Delivered an end-to-end clinical-trial data platform on AWS, leveraging Databricks on AWS, S3, Glue, and Redshift/Athena to enable advanced analytics, regulatory reporting, and near real-time data availability. Implemented Delta Lake with Bronze/Silver/Gold, streaming ingestion via MSK/Kinesis, governance with Lake Formation and Glue Data Catalog, and CI/CD with CodePipeline/CodeBuild. Established PySpark validation with Great Expectations, end-to-end observability with CloudWatch, and optimized compute for cost and performance. Ensured regulatory traceability and audit readiness with 21 CFR Part 11 compliant change management.

Senior AWS Data Engineer at Credit Suisse

September 1, 2021 - July 31, 2023

Delivered end-to-end market-risk and compliance data platform on AWS using Glue, S3, and Redshift; integrated Kafka streams, Hive governance, and Python automation to improve data freshness, consistency, and audit readiness. Optimized ETL orchestration and governance with Lake Formation, and implemented Lambda/Step Functions for data quality checks and exception handling. Deployed Terraform modules for reproducible infrastructure.
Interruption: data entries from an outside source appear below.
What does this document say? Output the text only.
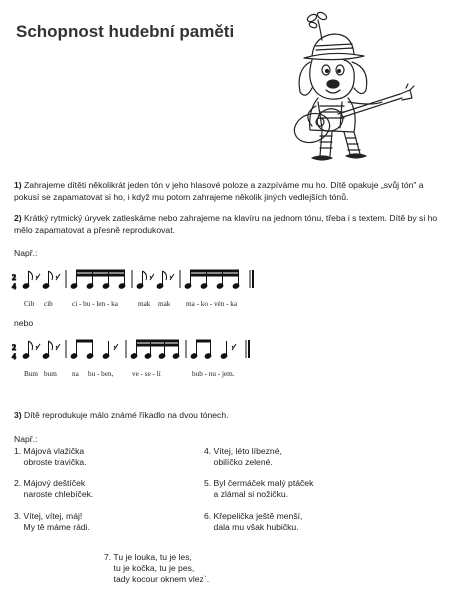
Schopnost hudební paměti
1) Zahrajeme dítěti několikrát jeden tón v jeho hlasové poloze a zazpíváme mu ho. Dítě opakuje „svůj tón" a pokusí se zapamatovat si ho, i když mu potom zahrajeme několik jiných vedlejších tónů.
2) Krátký rytmický úryvek zatleskáme nebo zahrajeme na klavíru na jednom tónu, třeba i s textem. Dítě by si ho mělo zapamatovat a přesně reprodukovat.
Např.:
2
4
Cib cib	ci - bu - len - ka	mak mak ma - ko - vén - ka
nebo
2
4
Bum bum na bu - ben,	ve - se - lí	bub - nu - jem.
3) Dítě reprodukuje málo známé říkadlo na dvou tónech.
Např.:
1. Májová vlažička
obroste travička.
2. Májový deštíček
naroste chlebíček.
3. Vítej, vítej, máj!
My tě máme rádi.
4. Vítej, léto líbezné,
obilíčko zelené.
5. Byl čermáček malý ptáček
a zlámal si nožičku.
6. Křepelička ještě menší,
dala mu však hubičku.
7. Tu je louka, tu je les,
tu je kočka, tu je pes,
tady kocour oknem vlez`.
Senior Data Engineer (GCP) at Home Depot

March 1, 2020 - August 31, 2021

Delivered a real-time retail data platform on Google Cloud Platform to process high-volume POS, e-commerce, and inventory events with low latency. Built a governed lakehouse on GCS + Databricks, centralized schema management, and automated Python-based data validation. Improved ingestion stability with Pub/Sub and Kafka, and orchestrated pipelines with Cloud Composer and Databricks Workflows; developed Looker/BigQuery reports and dashboards.
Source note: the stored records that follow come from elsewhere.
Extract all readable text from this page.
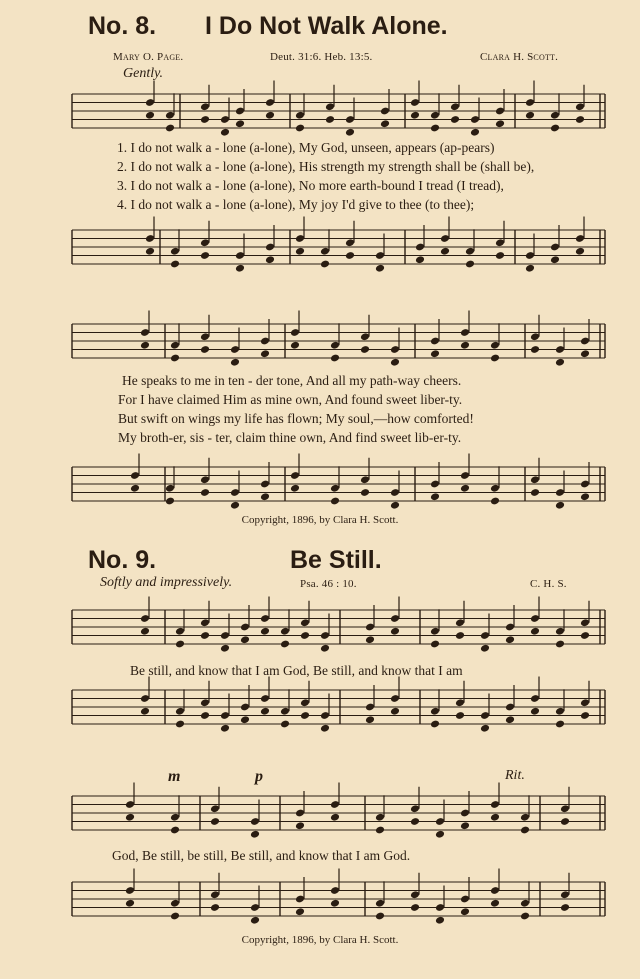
No. 8. I Do Not Walk Alone.
Mary O. Page.	Deut. 31:6. Heb. 13:5.	Clara H. Scott.
Gently.
1. I do not walk a - lone (a-lone), My God, unseen, appears (ap-pears)
2. I do not walk a - lone (a-lone), His strength my strength shall be (shall be),
3. I do not walk a - lone (a-lone), No more earth-bound I tread (I tread),
4. I do not walk a - lone (a-lone), My joy I'd give to thee (to thee);
He speaks to me in ten - der tone, And all my path-way cheers.
For I have claimed Him as mine own, And found sweet liber-ty.
But swift on wings my life has flown; My soul,—how comforted!
My broth-er, sis - ter, claim thine own, And find sweet lib-er-ty.
Copyright, 1896, by Clara H. Scott.
No. 9.	Be Still.
Softly and impressively.	Psa. 46 : 10.	C. H. S.
Be still, and know that I am God, Be still, and know that I am
m	p	Rit.
God, Be still, be still, Be still, and know that I am God.
Copyright, 1896, by Clara H. Scott.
Senior Cloud Data Engineer (AWS) at Adidas

November 1, 2018 - February 29, 2020

Delivered a scalable AWS-based retail data platform to process POS, e-commerce, and inventory data with high reliability. Implemented governed S3 lake zones, Glue Catalogs, and EMR Spark/Scala transformations; automated end-to-end ETL with Lambda and Step Functions; cost optimization via Parquet storage and partition pruning; created dashboards for merchandising and supply-chain teams.

Senior Data Engineer (GCP) at Rivian Automotive

March 1, 2017 - October 31, 2018

Built a scalable GCP-based telemetry data platform to ingest, process, and analyze real-time vehicle telemetry, charging signals, and diagnostics. Implemented low-latency ETL/ELT pipelines with Dataflow and Dataproc, Pub/Sub-based streaming ingestion, BigQuery data modeling, and Looker visualizations; established governance and cost-optimized autoscaling.
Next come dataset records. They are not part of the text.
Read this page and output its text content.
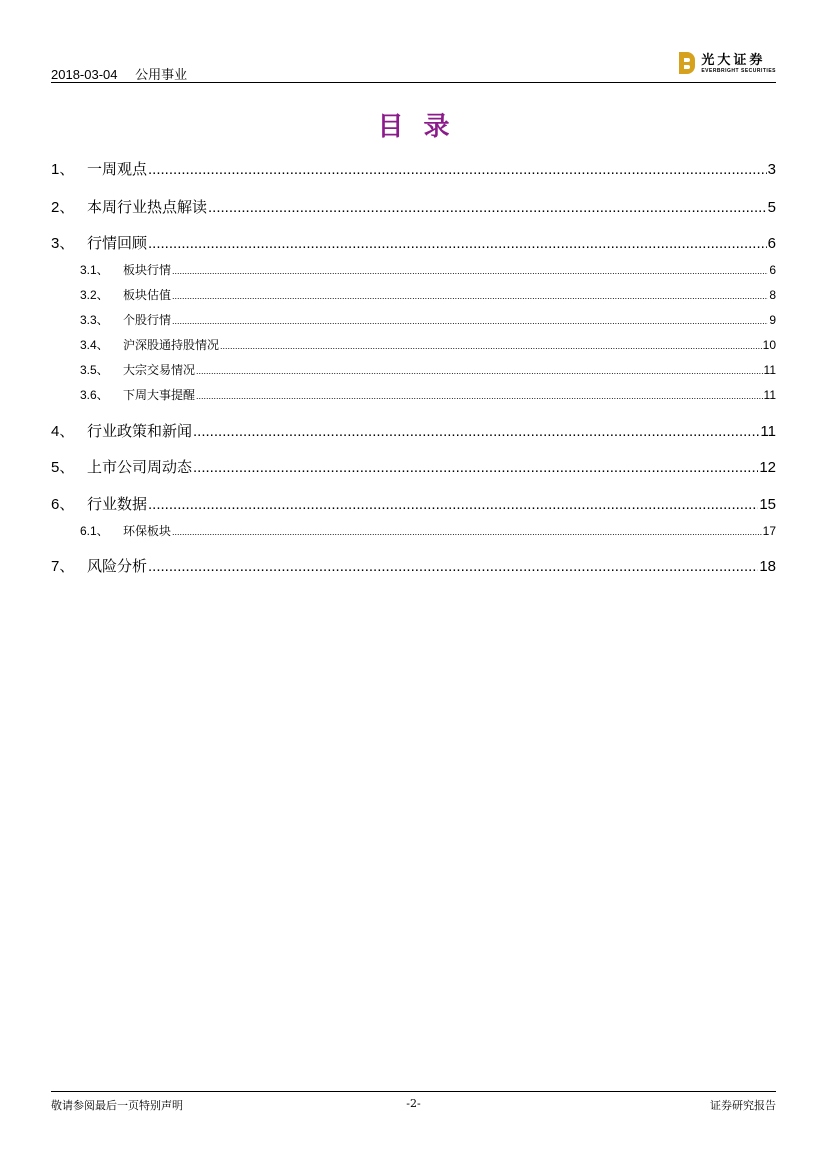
2018-03-04 公用事业
光大证券
EVERBRIGHT SECURITIES
目录
1、 一周观点 .....	3
2、 本周行业热点解读 .....	5
3、 行情回顾 .....	6
3.1、	板块行情 .....	6
3.2、	板块估值 .....	8
3.3、	个股行情 .....	9
3.4、	沪深股通持股情况 .....	10
3.5、	大宗交易情况 .....	11
3.6、	下周大事提醒 .....	11
4、 行业政策和新闻 .....	11
5、 上市公司周动态 .....	12
6、 行业数据 .....	15
6.1、	环保板块 .....	17
7、 风险分析 .....	18
敬请参阅最后一页特别声明	-2-	证券研究报告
Hadoop Data Engineer at Viddy

January 1, 2015 - February 28, 2017

Built a large-scale Hadoop analytics platform to process ad performance, content insights, and user engagement data. Developed Hive, Pig, and MapReduce pipelines; orchestrated with Airflow/Oozie; strengthened data quality and metadata governance; enabled self-service reporting for BI and product teams.

ETL Developer at The Cigna Group

January 1, 2014 - December 31, 2014

Built enterprise ETL workflows to migrate, validate, and process large volumes of claims and policy data for regulatory and operational reporting. Developed PL/SQL-driven transformations, automated data quality controls, and delivered standardized reporting dashboards; optimized SQL workflows and provided nightly production support.

Senior Data Engineer (AWS) at Adidas

November 1, 2018 - February 1, 2020

Delivered a scalable AWS-based retail data platform with governed S3 lake zones, Glue Catalogs, and EMR Spark/Scala transformations to optimize processing speed, cost, and data quality. Automated end-to-end workflows with Lambda, Step Functions, and CloudWatch; implemented Parquet-based storage optimizations reducing cost by ~22%; delivered daily merchandising dashboards via Athena and QuickSight.

Senior Cloud Data Engineer (GCP) at Rivian Automotive

March 1, 2017 - October 1, 2018

Built a scalable GCP-based telemetry data platform to ingest, process, and analyze real-time vehicle telemetry, charging signals, and diagnostics. Designed low-latency ETL/ELT pipelines with Dataflow and Dataproc (Spark), implemented Pub/Sub streaming ingestion, and established robust governance with IAM and CMEK. Created Looker dashboards and optimized autoscaling across Dataflow/Dataproc for cost efficiency.